Tahminlerin icin kafadan 1003 (10 uzerinden) veriyorum, bravo! Iki tane hayli isabetli tahmin yapmissin (aslinda program listesinde yoklar ama -en azindan beta kaydinda- Smiths’in olmayisini onlara ozel program yapmak lazim gerektiginden dem vurarak aciklamaktayken (ki Daniel Lanois’in Jolie Louise’inden Smiths muhabbetine yelken acmis idim), Nick Cave’in ve Portishead’in yoklugunu da benzer sebebe bagliyor amma velakin Nick Cave’in muthis coverladigi Pulp’in hastasi oldugum hastalik otesi sarkisi “Disco 2000” sarkisinin tez zamanda -bir baska- programda yer alacaginin mujdesini veriyordum.
sen onu bunu birak da e-mail’de detaylandir bizi Macit, ¡¡¡por favor!!! Gecenin korunde yorum yazdiginiz icin (sen ve Hande) ayrica tesekkur ederim(g).
Ay cok heyecanli!
waiting for $izoSuru 2 — adını vermeyeceğim ama sanırım o dizinin -eğer o dizi o diziyse- üç bölümünü izledim diğer bölümleri indirdim fakat fırsat bulamadım.
özendirmek gibi olmasın ama bugün okul çıkışında birkaç saat nargile dumanı çektik, dumanı oralara doğru üflemeye çalıştım ama pek başarılı olduğum söylenemez.
kanserojen şarkıları sabırsızlıkla beklerken, 😉 sağlıklı bir ömür diliyorum (herkese).
waiting for miracle/the sun/the man — cohen/doors/velvet underground
Merhaba Seyfettin, ismi lazım olmayan dizide ilk üç bölümden sonra durabilirsin bir ihtimal ama ilk sezondan sonra (yani üç bölüm daha izledikten sonra) büyük ihtimalle bitirmeden duramayacaksın.
Nargile haberine çok sevindim, çok mutlu oldum. Benim için de iç, afiyet olsun, güzel şey nitekim. Neli nargile içtin acep? (“Neli” diye bir şey var mı ki? “Ne’li” mi yazmalıydım yoksa ama o daha da fena duruyor)
Kanserojen şarkılar sanal raflarda yerini aldı, iyi dinlemeler, yorumlarını bekliyorum mutlaka.
el malı — o zaman, birkaç bölüm daha izleyeyim arayı soğutmadan yoksa bir kenarda duracak uzunca bir süre ve sonra pişman olacağım izlemediğime, gibi.

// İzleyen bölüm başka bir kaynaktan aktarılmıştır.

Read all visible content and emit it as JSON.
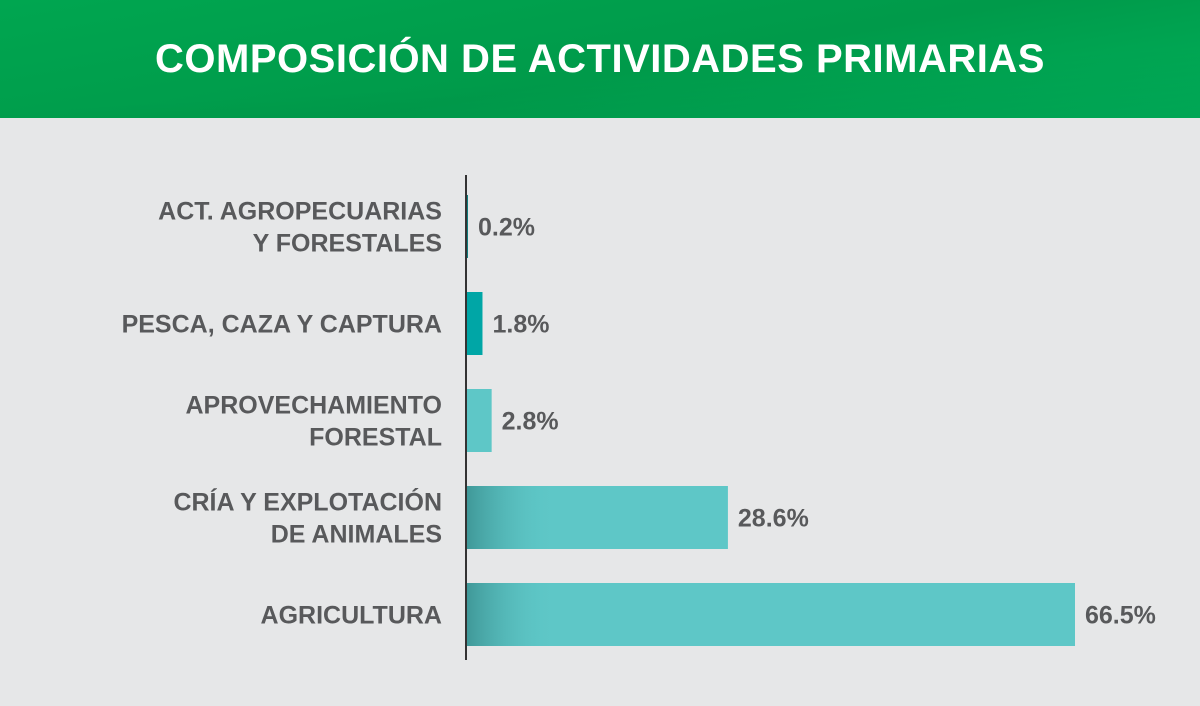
{
  "header": {
    "title": "COMPOSICIÓN DE ACTIVIDADES PRIMARIAS"
  },
  "colors": {
    "header_green": "#00a650",
    "background": "#e6e7e8",
    "text": "#58595b",
    "axis": "#333333"
  },
  "chart_data": {
    "type": "bar",
    "orientation": "horizontal",
    "title": "COMPOSICIÓN DE ACTIVIDADES PRIMARIAS",
    "categories": [
      [
        "ACT. AGROPECUARIAS",
        "Y FORESTALES"
      ],
      [
        "PESCA, CAZA Y CAPTURA"
      ],
      [
        "APROVECHAMIENTO",
        "FORESTAL"
      ],
      [
        "CRÍA Y EXPLOTACIÓN",
        "DE ANIMALES"
      ],
      [
        "AGRICULTURA"
      ]
    ],
    "values": [
      0.2,
      1.8,
      2.8,
      28.6,
      66.5
    ],
    "value_labels": [
      "0.2%",
      "1.8%",
      "2.8%",
      "28.6%",
      "66.5%"
    ],
    "bar_colors": [
      "#0e7d7d",
      "#00a6a6",
      "#5ec7c7",
      "#5ec7c7",
      "#5ec7c7"
    ],
    "xlim": [
      0,
      66.5
    ],
    "grid": false,
    "legend": "none"
  }
}
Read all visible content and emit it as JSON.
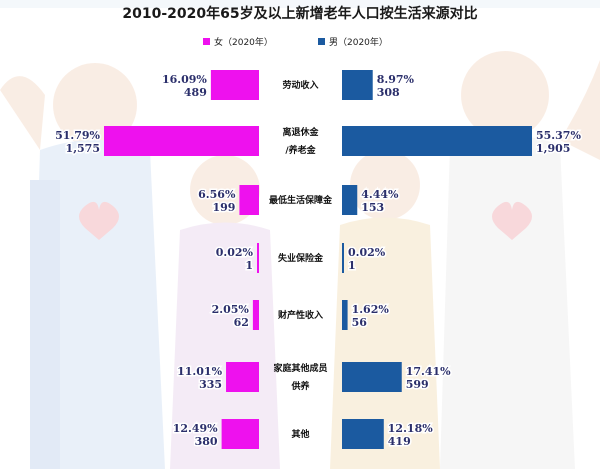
{
  "chart_data": {
    "type": "bar",
    "title": "2010-2020年65岁及以上新增老年人口按生活来源对比",
    "categories": [
      [
        "劳动收入"
      ],
      [
        "离退休金",
        "/养老金"
      ],
      [
        "最低生活保障金"
      ],
      [
        "失业保险金"
      ],
      [
        "财产性收入"
      ],
      [
        "家庭其他成员",
        "供养"
      ],
      [
        "其他"
      ]
    ],
    "series": [
      {
        "name": "女（2020年）",
        "color": "#ee11ee",
        "side": "left",
        "percent_labels": [
          "16.09%",
          "51.79%",
          "6.56%",
          "0.02%",
          "2.05%",
          "11.01%",
          "12.49%"
        ],
        "values": [
          489,
          1575,
          199,
          1,
          62,
          335,
          380
        ]
      },
      {
        "name": "男（2020年）",
        "color": "#1b5aa0",
        "side": "right",
        "percent_labels": [
          "8.97%",
          "55.37%",
          "4.44%",
          "0.02%",
          "1.62%",
          "17.41%",
          "12.18%"
        ],
        "values": [
          308,
          1905,
          153,
          1,
          56,
          599,
          419
        ]
      }
    ],
    "xlim": [
      0,
      1905
    ],
    "legend_position": "top-center"
  }
}
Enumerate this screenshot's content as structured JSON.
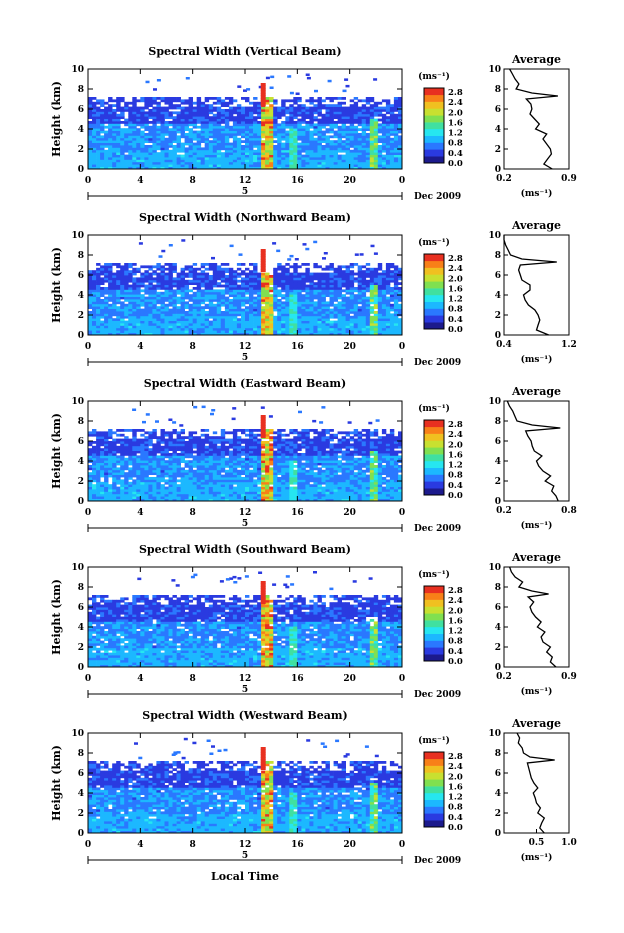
{
  "footer": {
    "xlabel": "Local Time"
  },
  "colorbar": {
    "unit": "(ms⁻¹)",
    "tick_labels": [
      "0.0",
      "0.4",
      "0.8",
      "1.2",
      "1.6",
      "2.0",
      "2.4",
      "2.8"
    ],
    "colors": [
      "#1c1a8c",
      "#2a3ae0",
      "#2a78ff",
      "#1cb8ff",
      "#26e6f0",
      "#40e0a0",
      "#80e050",
      "#c8e030",
      "#f0c020",
      "#f88018",
      "#e83020"
    ]
  },
  "chart_data": [
    {
      "type": "heatmap",
      "title": "Spectral Width (Vertical Beam)",
      "ylabel": "Height (km)",
      "xlim": [
        0,
        24
      ],
      "ylim": [
        0,
        10
      ],
      "x_ticks": [
        "0",
        "4",
        "8",
        "12",
        "16",
        "20",
        "0"
      ],
      "y_ticks": [
        "0",
        "2",
        "4",
        "6",
        "8",
        "10"
      ],
      "date_day": "5",
      "date_label": "Dec 2009",
      "average_profile": {
        "title": "Average",
        "xlabel": "(ms⁻¹)",
        "x_ticks": [
          "0.2",
          "0.9"
        ],
        "y_ticks": [
          "0",
          "2",
          "4",
          "6",
          "8",
          "10"
        ],
        "xlim": [
          0.2,
          0.9
        ],
        "height_km": [
          0,
          0.5,
          1,
          1.5,
          2,
          2.5,
          3,
          3.5,
          4,
          4.5,
          5,
          5.5,
          6,
          6.5,
          7,
          7.3,
          7.6,
          8,
          8.5,
          9,
          9.5,
          10
        ],
        "values": [
          0.72,
          0.63,
          0.67,
          0.71,
          0.7,
          0.66,
          0.62,
          0.66,
          0.54,
          0.58,
          0.53,
          0.48,
          0.5,
          0.49,
          0.44,
          0.78,
          0.5,
          0.33,
          0.36,
          0.32,
          0.29,
          0.26
        ]
      }
    },
    {
      "type": "heatmap",
      "title": "Spectral Width (Northward Beam)",
      "ylabel": "Height (km)",
      "xlim": [
        0,
        24
      ],
      "ylim": [
        0,
        10
      ],
      "x_ticks": [
        "0",
        "4",
        "8",
        "12",
        "16",
        "20",
        "0"
      ],
      "y_ticks": [
        "0",
        "2",
        "4",
        "6",
        "8",
        "10"
      ],
      "date_day": "5",
      "date_label": "Dec 2009",
      "average_profile": {
        "title": "Average",
        "xlabel": "(ms⁻¹)",
        "x_ticks": [
          "0.4",
          "1.2"
        ],
        "y_ticks": [
          "0",
          "2",
          "4",
          "6",
          "8",
          "10"
        ],
        "xlim": [
          0.4,
          1.2
        ],
        "height_km": [
          0,
          0.5,
          1,
          1.5,
          2,
          2.5,
          3,
          3.5,
          4,
          4.5,
          5,
          5.5,
          6,
          6.5,
          7,
          7.3,
          7.6,
          8,
          8.5,
          9,
          9.5,
          10
        ],
        "values": [
          0.95,
          0.8,
          0.82,
          0.84,
          0.82,
          0.78,
          0.7,
          0.66,
          0.64,
          0.72,
          0.72,
          0.62,
          0.6,
          0.58,
          0.6,
          1.05,
          0.62,
          0.48,
          0.45,
          0.42,
          0.4,
          0.4
        ]
      }
    },
    {
      "type": "heatmap",
      "title": "Spectral Width (Eastward Beam)",
      "ylabel": "Height (km)",
      "xlim": [
        0,
        24
      ],
      "ylim": [
        0,
        10
      ],
      "x_ticks": [
        "0",
        "4",
        "8",
        "12",
        "16",
        "20",
        "0"
      ],
      "y_ticks": [
        "0",
        "2",
        "4",
        "6",
        "8",
        "10"
      ],
      "date_day": "5",
      "date_label": "Dec 2009",
      "average_profile": {
        "title": "Average",
        "xlabel": "(ms⁻¹)",
        "x_ticks": [
          "0.2",
          "0.8"
        ],
        "y_ticks": [
          "0",
          "2",
          "4",
          "6",
          "8",
          "10"
        ],
        "xlim": [
          0.2,
          0.8
        ],
        "height_km": [
          0,
          0.5,
          1,
          1.5,
          2,
          2.5,
          3,
          3.5,
          4,
          4.5,
          5,
          5.5,
          6,
          6.5,
          7,
          7.3,
          7.6,
          8,
          8.5,
          9,
          9.5,
          10
        ],
        "values": [
          0.7,
          0.68,
          0.64,
          0.66,
          0.58,
          0.63,
          0.56,
          0.52,
          0.5,
          0.55,
          0.48,
          0.46,
          0.45,
          0.42,
          0.4,
          0.72,
          0.46,
          0.32,
          0.3,
          0.28,
          0.25,
          0.23
        ]
      }
    },
    {
      "type": "heatmap",
      "title": "Spectral Width (Southward Beam)",
      "ylabel": "Height (km)",
      "xlim": [
        0,
        24
      ],
      "ylim": [
        0,
        10
      ],
      "x_ticks": [
        "0",
        "4",
        "8",
        "12",
        "16",
        "20",
        "0"
      ],
      "y_ticks": [
        "0",
        "2",
        "4",
        "6",
        "8",
        "10"
      ],
      "date_day": "5",
      "date_label": "Dec 2009",
      "average_profile": {
        "title": "Average",
        "xlabel": "(ms⁻¹)",
        "x_ticks": [
          "0.2",
          "0.9"
        ],
        "y_ticks": [
          "0",
          "2",
          "4",
          "6",
          "8",
          "10"
        ],
        "xlim": [
          0.2,
          0.9
        ],
        "height_km": [
          0,
          0.5,
          1,
          1.5,
          2,
          2.5,
          3,
          3.5,
          4,
          4.5,
          5,
          5.5,
          6,
          6.5,
          7,
          7.3,
          7.6,
          8,
          8.5,
          9,
          9.5,
          10
        ],
        "values": [
          0.76,
          0.7,
          0.72,
          0.66,
          0.7,
          0.62,
          0.6,
          0.64,
          0.56,
          0.6,
          0.54,
          0.5,
          0.48,
          0.52,
          0.46,
          0.68,
          0.5,
          0.36,
          0.4,
          0.32,
          0.28,
          0.26
        ]
      }
    },
    {
      "type": "heatmap",
      "title": "Spectral Width (Westward Beam)",
      "ylabel": "Height (km)",
      "xlim": [
        0,
        24
      ],
      "ylim": [
        0,
        10
      ],
      "x_ticks": [
        "0",
        "4",
        "8",
        "12",
        "16",
        "20",
        "0"
      ],
      "y_ticks": [
        "0",
        "2",
        "4",
        "6",
        "8",
        "10"
      ],
      "date_day": "5",
      "date_label": "Dec 2009",
      "average_profile": {
        "title": "Average",
        "xlabel": "(ms⁻¹)",
        "x_ticks": [
          "0.5",
          "1.0"
        ],
        "y_ticks": [
          "0",
          "2",
          "4",
          "6",
          "8",
          "10"
        ],
        "xlim": [
          0.0,
          1.0
        ],
        "height_km": [
          0,
          0.5,
          1,
          1.5,
          2,
          2.5,
          3,
          3.5,
          4,
          4.5,
          5,
          5.5,
          6,
          6.5,
          7,
          7.3,
          7.6,
          8,
          8.5,
          9,
          9.5,
          10
        ],
        "values": [
          0.62,
          0.55,
          0.58,
          0.62,
          0.52,
          0.56,
          0.5,
          0.48,
          0.45,
          0.52,
          0.46,
          0.42,
          0.4,
          0.38,
          0.36,
          0.78,
          0.4,
          0.3,
          0.28,
          0.22,
          0.24,
          0.2
        ]
      }
    }
  ]
}
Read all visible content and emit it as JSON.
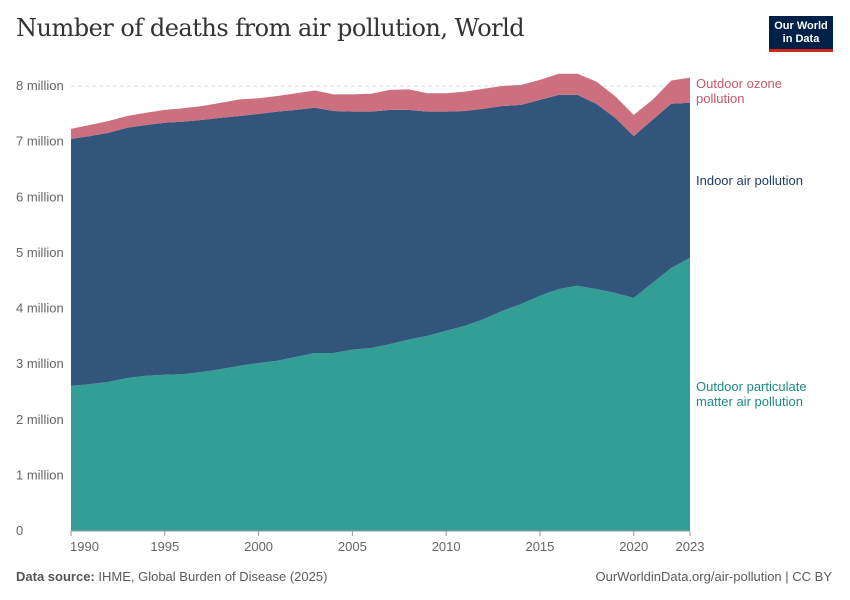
{
  "header": {
    "title": "Number of deaths from air pollution, World",
    "logo": "Our World in Data"
  },
  "footer": {
    "source_label": "Data source:",
    "source": "IHME, Global Burden of Disease (2025)",
    "url": "OurWorldinData.org/air-pollution | CC BY"
  },
  "chart_data": {
    "type": "area",
    "stacked": true,
    "title": "Number of deaths from air pollution, World",
    "xlabel": "",
    "ylabel": "",
    "xlim": [
      1990,
      2023
    ],
    "ylim": [
      0,
      8000000
    ],
    "x_ticks": [
      "1990",
      "1995",
      "2000",
      "2005",
      "2010",
      "2015",
      "2020",
      "2023"
    ],
    "y_ticks": [
      "0",
      "1 million",
      "2 million",
      "3 million",
      "4 million",
      "5 million",
      "6 million",
      "7 million",
      "8 million"
    ],
    "grid": "horizontal dashed",
    "legend": "right, inline labels",
    "x": [
      1990,
      1991,
      1992,
      1993,
      1994,
      1995,
      1996,
      1997,
      1998,
      1999,
      2000,
      2001,
      2002,
      2003,
      2004,
      2005,
      2006,
      2007,
      2008,
      2009,
      2010,
      2011,
      2012,
      2013,
      2014,
      2015,
      2016,
      2017,
      2018,
      2019,
      2020,
      2021,
      2022,
      2023
    ],
    "series": [
      {
        "name": "Outdoor particulate matter air pollution",
        "color": "#339e95",
        "values": [
          2.61,
          2.64,
          2.68,
          2.75,
          2.79,
          2.81,
          2.82,
          2.86,
          2.91,
          2.97,
          3.02,
          3.06,
          3.13,
          3.2,
          3.2,
          3.26,
          3.29,
          3.36,
          3.44,
          3.51,
          3.6,
          3.69,
          3.81,
          3.96,
          4.08,
          4.23,
          4.35,
          4.41,
          4.35,
          4.28,
          4.19,
          4.46,
          4.73,
          4.91
        ],
        "unit": "million"
      },
      {
        "name": "Indoor air pollution",
        "color": "#32557c",
        "values": [
          4.44,
          4.46,
          4.48,
          4.5,
          4.51,
          4.53,
          4.54,
          4.53,
          4.52,
          4.49,
          4.48,
          4.48,
          4.44,
          4.41,
          4.35,
          4.28,
          4.25,
          4.21,
          4.13,
          4.03,
          3.94,
          3.86,
          3.78,
          3.68,
          3.58,
          3.52,
          3.49,
          3.43,
          3.33,
          3.15,
          2.91,
          2.93,
          2.95,
          2.79
        ],
        "unit": "million"
      },
      {
        "name": "Outdoor ozone pollution",
        "color": "#cc707f",
        "values": [
          0.18,
          0.2,
          0.21,
          0.21,
          0.22,
          0.23,
          0.24,
          0.25,
          0.27,
          0.3,
          0.28,
          0.28,
          0.3,
          0.31,
          0.3,
          0.31,
          0.32,
          0.36,
          0.37,
          0.33,
          0.33,
          0.35,
          0.36,
          0.36,
          0.36,
          0.36,
          0.38,
          0.38,
          0.4,
          0.39,
          0.38,
          0.36,
          0.42,
          0.45
        ],
        "unit": "million"
      }
    ],
    "series_labels": [
      [
        "Outdoor particulate",
        "matter air pollution"
      ],
      [
        "Indoor air pollution"
      ],
      [
        "Outdoor ozone",
        "pollution"
      ]
    ]
  }
}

cumaları nargile günü olarak belirledik, sigarayı bırakınca nargile iyi gelmeye başladı. haftanın son günü, bütün yorgunluğu alıyor diyeceğim ama sen daha iyisini bilirsin çünkü şunun şurasında nargileyle olan samimiyetim üç ayı geçmez.
elmalı içmiştim ama senin yerine içmemi istediğin özel bir çeşit varsa bu cuma içebilirim. :p gerçekten hoş oluyor, bir yandan tavla, bir yandan sohbet, dumanlar, kahve filan derken, güzel güzel geçip gitmiş oluyor zaman.(zaman’ı üzen, mutsuz eden bir çocuk hikayesi geldi aklıma ama birazdan gider.)
diğer yorumda gördüm free-pass’i, güzel bir şeye benziyor, teşekkür ederim, kanserojenler için de öyle.